Sundown was also one of the vampire films of the 1980s, along with other works like The Hunger (1983), Fright Night (1985), The Lost Boys (1987), Near Dark (1987) and others that started the process of modernising the vampire film. The plot here is similar to Larry Cohen’s A Return to Salem’s Lot (1987) in depicting a town where the vampires have set up an exclusive retreat for their own kind and have invited a human in as part of their effort to integrate with humanity at large and show they are no longer predators.
Sundown also employs many of the tropes that became a staple of the vampire genre in the decade ahead – the vampire enclave where they have retreated from humanity; vampires seeking a blood substitute/medical cure for their condition; they finding modern means to walk in the daylight; grandchildren of Van Helsing and other characters in the original Dracula (1897) operating as vampire hunters in the modern day; and Count Dracula hiding under an anagrammatic pseudonym – Mardulak rearranges as M Drakula, a trick that was first conducted in Son of Dracula (1943).
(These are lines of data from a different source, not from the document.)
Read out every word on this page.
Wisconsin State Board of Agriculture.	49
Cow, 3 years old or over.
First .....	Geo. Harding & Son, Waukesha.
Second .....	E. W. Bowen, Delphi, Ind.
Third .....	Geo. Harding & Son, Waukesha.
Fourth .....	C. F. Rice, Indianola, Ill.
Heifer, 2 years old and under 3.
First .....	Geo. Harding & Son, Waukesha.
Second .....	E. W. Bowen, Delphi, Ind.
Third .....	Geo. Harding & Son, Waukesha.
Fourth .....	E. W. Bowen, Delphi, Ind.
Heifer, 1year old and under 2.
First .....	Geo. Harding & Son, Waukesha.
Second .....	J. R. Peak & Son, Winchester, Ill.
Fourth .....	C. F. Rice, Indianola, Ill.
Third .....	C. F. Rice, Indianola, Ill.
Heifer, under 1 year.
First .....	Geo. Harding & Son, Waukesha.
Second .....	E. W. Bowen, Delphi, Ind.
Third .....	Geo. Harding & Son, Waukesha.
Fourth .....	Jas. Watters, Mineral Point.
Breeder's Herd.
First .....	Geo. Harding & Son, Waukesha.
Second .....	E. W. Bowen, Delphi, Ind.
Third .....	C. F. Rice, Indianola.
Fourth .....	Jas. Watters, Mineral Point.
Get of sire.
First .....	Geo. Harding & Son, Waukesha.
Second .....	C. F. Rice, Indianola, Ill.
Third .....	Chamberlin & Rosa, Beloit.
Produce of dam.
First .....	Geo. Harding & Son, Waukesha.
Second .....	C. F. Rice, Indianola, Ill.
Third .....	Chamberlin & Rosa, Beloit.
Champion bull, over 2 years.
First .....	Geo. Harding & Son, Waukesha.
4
Director Anthony Hickox has made a number of other genre films, including the genre homage Waxwork (1988), Hellraiser III: Hell on Earth (1992), Waxwork II: Lost in Time (1992), Warlock: The Armageddon (1993), the werewolf tv movie Full Eclipse (1993), Prince Valiant (1997) from the comic-strip, the action techno-thriller Storm Catcher (1999), the sadomasochism thriller Jill the Ripper/Jill Rips/Tied (2000), the biowarfare spill thriller Contaminated Man (2000), the action films Blast! (2004) and Submerged (2005), and the psycho-thriller Knife Edge (2009), while he has also produced Children of the Corn III: Urban Harvest (1995) and Carnival of Souls (1998) and written Prisoners of the Sun (2013).